Near-threshold collisional dynamics in the e⁻e⁺p system

Authors

H. B. Ambalampitiya, Quantemol Ltd., University of Nebraska–LincolnFollow
J. Stallbaumer, University of Nebraska–Lincoln
Ilya I. Fabrikant, University of Nebraska-LincolnFollow
I. Kalinkin, Curtin University
D. V. Fursa, Curtin University
A. S. Kadyrov, Curtin University, Institute of Nuclear Physics
I. Bray, Curtin University

Date of this Version

9-8-2023

Citation

PHYSICAL REVIEW A 108, 032808 (2023). 10.1103/PhysRevA.108.032808

Comments

Used by permission.

Abstract

We study e⁺-H(n) and Ps(n)-p collisions near the three-body breakup threshold and thresholds for the charge-transfer processes.We show that classical trajectoryMonte Carlo (CTMC) simulations for the three-body breakup agree reasonably well in this energy region with quantum-mechanical convergent close-coupling (CCC) calculations even if the initial hydrogen atom or positronium atom is in the ground state.

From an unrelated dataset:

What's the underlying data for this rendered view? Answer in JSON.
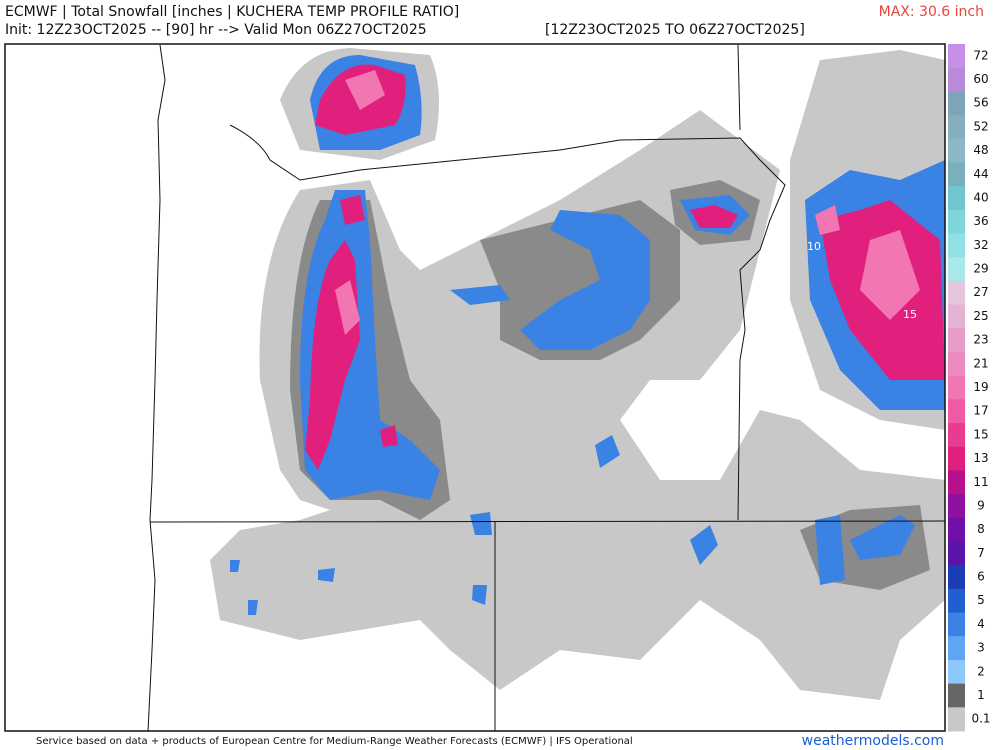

The threshold behavior of the three-body breakup cross section in e⁺-H(1s) and Ps(1s)-p collisions agrees with the Wannier law with Klar’s exponent and obeys the classical scaling laws, although some deviation from the Klar-Wannier behavior is observed in the CCC results. Below the threshold the agreement between CTMC and CCC disappears. In particular the CTMC method fails completely for the processes of H formation in Ps(1s)-p collisions and Ps formation in e⁺-H collisions well below the three-body breakup threshold. For higher initial states the CTMC results below the threshold improve substantially, in accordance with the correspondence principle. This is explained by comparing the quantum-mechanical threshold laws with the classical laws.